This post is intended for an adult audience.
Content warning: NSFW images
Immediately after I completed the insertable swimsuit I did a test fit and got some quick photos. But, as luck would have it, I was hosting a kink-friendly party in just a few days. This would make for an excellent opportunity to properly debut the outfit. (Only one photo in this section was actually taken at the party, the rest were taken during the test fit.)
After most of the guests had arrived at the party, I signaled to my girlfriend Pixel_Puck. We went through into my bedroom. I stripped. She put my collar on me. I lay on my back in a receiving position. She picked up the outfit, lubed up the buttplug, and inserted it. I’m not experienced with anal play, so I moaned quite loudly, my breathing heavy. I stood, and she attached my cuffs. Then she gagged me.
She walked me back through to the room of the party. Over the course of a few seconds, the conversation dried up, people noticing me.
I looked at the floor. I felt a curious blend of emotions:
- Pride. I thought about how much work I’d put in to bringing this idea to life. I was excited for people to see it, and to see me in it.
- Embarrassment. Almost everyone present had seen me naked before, but this was different. I was worse than naked. The outfit was obscene.
- The knowledge that I had done this to myself.

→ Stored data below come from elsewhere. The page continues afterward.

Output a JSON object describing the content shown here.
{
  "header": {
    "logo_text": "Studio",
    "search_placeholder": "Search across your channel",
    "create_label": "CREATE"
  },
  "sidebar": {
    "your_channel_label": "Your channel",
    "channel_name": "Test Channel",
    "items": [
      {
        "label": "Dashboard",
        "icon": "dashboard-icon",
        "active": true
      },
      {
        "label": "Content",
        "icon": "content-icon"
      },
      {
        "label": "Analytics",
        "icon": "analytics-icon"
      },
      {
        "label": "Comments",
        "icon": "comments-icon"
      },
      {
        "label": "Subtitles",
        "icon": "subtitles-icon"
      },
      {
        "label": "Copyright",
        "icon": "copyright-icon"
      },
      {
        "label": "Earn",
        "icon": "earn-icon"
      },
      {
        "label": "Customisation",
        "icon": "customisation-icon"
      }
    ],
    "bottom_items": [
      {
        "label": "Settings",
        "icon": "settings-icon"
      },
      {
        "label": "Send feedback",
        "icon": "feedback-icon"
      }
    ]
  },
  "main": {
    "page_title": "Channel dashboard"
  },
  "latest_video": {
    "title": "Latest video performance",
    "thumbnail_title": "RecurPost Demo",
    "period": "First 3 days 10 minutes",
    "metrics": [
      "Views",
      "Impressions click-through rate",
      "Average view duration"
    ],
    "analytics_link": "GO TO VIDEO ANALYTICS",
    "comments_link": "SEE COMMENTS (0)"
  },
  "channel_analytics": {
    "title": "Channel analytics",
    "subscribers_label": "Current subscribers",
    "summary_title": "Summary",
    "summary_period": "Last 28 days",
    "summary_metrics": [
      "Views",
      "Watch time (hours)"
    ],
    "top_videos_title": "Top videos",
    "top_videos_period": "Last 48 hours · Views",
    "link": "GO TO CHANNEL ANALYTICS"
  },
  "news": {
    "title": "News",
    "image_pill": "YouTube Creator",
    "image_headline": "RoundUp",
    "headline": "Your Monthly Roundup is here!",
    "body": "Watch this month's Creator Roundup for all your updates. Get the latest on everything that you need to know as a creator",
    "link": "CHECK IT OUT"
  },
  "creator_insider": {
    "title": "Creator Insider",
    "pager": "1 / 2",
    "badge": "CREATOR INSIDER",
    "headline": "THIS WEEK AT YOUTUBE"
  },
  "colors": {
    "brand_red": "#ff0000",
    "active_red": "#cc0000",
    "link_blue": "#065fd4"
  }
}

That I had wanted to be objectified like this so much that I invested all the effort to make it happen.
Looking at my front, people must have initially thought I was just gagged and wearing a regular slingshot swimsuit. But then my girlfriend ordered me to turn to face away from the group. I felt their eyes on my body even more strongly now that I couldn’t see them.
They could see that the shoulder straps did not wrap around my neck, but terminated in cuffs. They began to understand the predicament I was in, trying to keep my nipples covered.
Just as I was turning to face everyone again, someone slowly asked “wait… where does it attach at the bottom?”
There were murmurs as others realised the apparent discrepancy between the front and back views. I spun so that they could one again see the back. It began to dawn on people. They asked me to bend over.
I felt a tremendous vulnerability in that moment, showing my plug to a roomful of people. Everyone realising the full depravity of my costume.
I was then allowed to sit down, listening to conversation but not participating. The conversation touched upon a special interest of mine. I wanted to make a contribution, but I was gagged. I condensed what I wanted to say to only two words and moaned them out, trying to make myself understood. People laughed at me and my frustration at the inability to communicate my thoughts.
After about half an hour, I stood up once more. The outfit was no longer even slightly covering my nipples, and the front had ridden up to give me a frontal wedgie.
After a quick photo op, I was brought back through to the bedroom to be freed. The tension applied to the butt plug had started to cause me some pain, so I was quite relieved. The feeling of the plug being removed was intense, and I was left panting for half a minute.
I’m not sure how many opportunities I’ll get to wear the outlandish garment, it seems like it’d be inappropriate in almost any context. But perhaps if I get invited to a lewd pool party then it will make another appearance.